血圧は、早朝の血圧に最も注意が必要です。朝は、夜の間を支配する副交感神経と日中を支配する交感神経が切り替わるときで、
血圧が急に上がります。脳梗塞、脳出血、心筋梗塞などの重大な病気は、この早朝血圧が高くなる朝5時から10時の間に
起こりやすいのです。ですから、この早朝血圧を低くすることが大事なのです。
- ▼腹式呼吸
- ①背筋を伸ばし、へその下あたりに両手の手のひらを軽く当てる。
- ②1,2,3と鼻から息を吸って止め、また1,2,3と、お腹いっぱい吸い込んで、息を止める。

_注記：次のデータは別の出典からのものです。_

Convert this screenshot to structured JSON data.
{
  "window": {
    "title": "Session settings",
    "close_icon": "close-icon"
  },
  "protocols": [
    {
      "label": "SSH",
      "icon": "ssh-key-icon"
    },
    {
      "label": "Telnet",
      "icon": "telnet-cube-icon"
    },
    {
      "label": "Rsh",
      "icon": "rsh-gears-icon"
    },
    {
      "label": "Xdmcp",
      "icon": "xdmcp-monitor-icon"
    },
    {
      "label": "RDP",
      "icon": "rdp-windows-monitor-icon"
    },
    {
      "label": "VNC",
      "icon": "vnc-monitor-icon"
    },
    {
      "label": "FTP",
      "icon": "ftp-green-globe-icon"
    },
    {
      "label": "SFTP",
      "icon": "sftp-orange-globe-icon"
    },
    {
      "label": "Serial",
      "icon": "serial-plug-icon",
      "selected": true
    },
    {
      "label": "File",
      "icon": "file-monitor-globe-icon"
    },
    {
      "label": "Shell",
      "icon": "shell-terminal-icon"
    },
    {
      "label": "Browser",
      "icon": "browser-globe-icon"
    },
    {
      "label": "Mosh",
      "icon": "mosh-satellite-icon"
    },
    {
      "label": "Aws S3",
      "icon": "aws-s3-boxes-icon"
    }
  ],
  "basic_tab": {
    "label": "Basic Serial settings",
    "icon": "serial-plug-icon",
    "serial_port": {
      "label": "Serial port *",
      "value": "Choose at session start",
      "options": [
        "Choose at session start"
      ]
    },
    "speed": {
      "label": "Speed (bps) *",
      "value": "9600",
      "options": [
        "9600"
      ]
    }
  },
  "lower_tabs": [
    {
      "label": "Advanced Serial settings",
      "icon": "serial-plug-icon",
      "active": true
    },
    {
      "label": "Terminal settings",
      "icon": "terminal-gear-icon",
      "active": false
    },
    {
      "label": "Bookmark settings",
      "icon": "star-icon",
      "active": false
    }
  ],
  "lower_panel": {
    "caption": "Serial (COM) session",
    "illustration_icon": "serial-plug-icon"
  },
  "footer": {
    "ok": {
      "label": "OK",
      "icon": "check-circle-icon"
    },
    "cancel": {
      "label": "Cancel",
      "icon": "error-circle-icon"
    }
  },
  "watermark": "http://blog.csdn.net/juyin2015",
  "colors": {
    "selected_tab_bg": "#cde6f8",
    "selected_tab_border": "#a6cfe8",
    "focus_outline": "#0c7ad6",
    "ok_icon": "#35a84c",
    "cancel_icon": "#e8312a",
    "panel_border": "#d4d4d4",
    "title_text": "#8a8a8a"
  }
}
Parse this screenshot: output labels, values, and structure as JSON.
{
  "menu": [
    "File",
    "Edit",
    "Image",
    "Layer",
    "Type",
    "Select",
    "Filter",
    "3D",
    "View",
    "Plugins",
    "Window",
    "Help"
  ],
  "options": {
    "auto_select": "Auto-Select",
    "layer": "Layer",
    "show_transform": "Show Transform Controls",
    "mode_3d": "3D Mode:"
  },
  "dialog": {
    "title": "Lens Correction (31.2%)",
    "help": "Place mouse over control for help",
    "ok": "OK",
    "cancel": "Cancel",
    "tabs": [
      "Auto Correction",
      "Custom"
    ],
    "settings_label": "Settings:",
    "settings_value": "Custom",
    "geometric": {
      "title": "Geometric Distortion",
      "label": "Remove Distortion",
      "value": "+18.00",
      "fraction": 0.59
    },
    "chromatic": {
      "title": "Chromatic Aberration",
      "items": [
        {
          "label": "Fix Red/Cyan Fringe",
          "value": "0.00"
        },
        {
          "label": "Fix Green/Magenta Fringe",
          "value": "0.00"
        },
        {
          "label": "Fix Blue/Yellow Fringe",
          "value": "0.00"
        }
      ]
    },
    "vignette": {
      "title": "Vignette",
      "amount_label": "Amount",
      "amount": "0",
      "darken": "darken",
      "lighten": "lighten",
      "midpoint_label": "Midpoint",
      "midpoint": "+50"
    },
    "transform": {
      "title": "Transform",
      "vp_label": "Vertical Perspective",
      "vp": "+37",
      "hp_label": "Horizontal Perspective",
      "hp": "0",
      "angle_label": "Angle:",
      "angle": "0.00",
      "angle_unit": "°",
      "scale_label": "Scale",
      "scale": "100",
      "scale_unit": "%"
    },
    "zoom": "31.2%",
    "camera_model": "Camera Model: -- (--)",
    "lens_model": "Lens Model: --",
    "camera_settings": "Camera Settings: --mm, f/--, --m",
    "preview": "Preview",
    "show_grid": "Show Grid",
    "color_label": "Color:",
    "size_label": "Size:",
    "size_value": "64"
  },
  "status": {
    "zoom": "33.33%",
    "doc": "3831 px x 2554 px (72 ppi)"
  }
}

- ③口をすぼめ、お腹をへこませながら、息を全部出しきるつもりで細くゆっくり吐く。
- ▼胸式呼吸
- ①背筋を伸ばして胸を張り、両手を軽く広げて手のひらを前に向ける。
- ②腕を後ろに引きながら胸を広げるようにして、1,2,3と鼻から息を吸って止め、
また、1,2,3と息を吸って止め、もう一度1,2,3と胸いっぱい吸い込んで、息を止める。
- ③胸を元の位置に戻しながら、息を全部出しきるつもりで、口をすぼめてゆっくり吐く。
この呼吸と並行して、日常生活でも、禁煙したり、塩分の摂り過ぎに気をつけたり、
できるだけよい姿勢を保ったりすることを心掛けてください。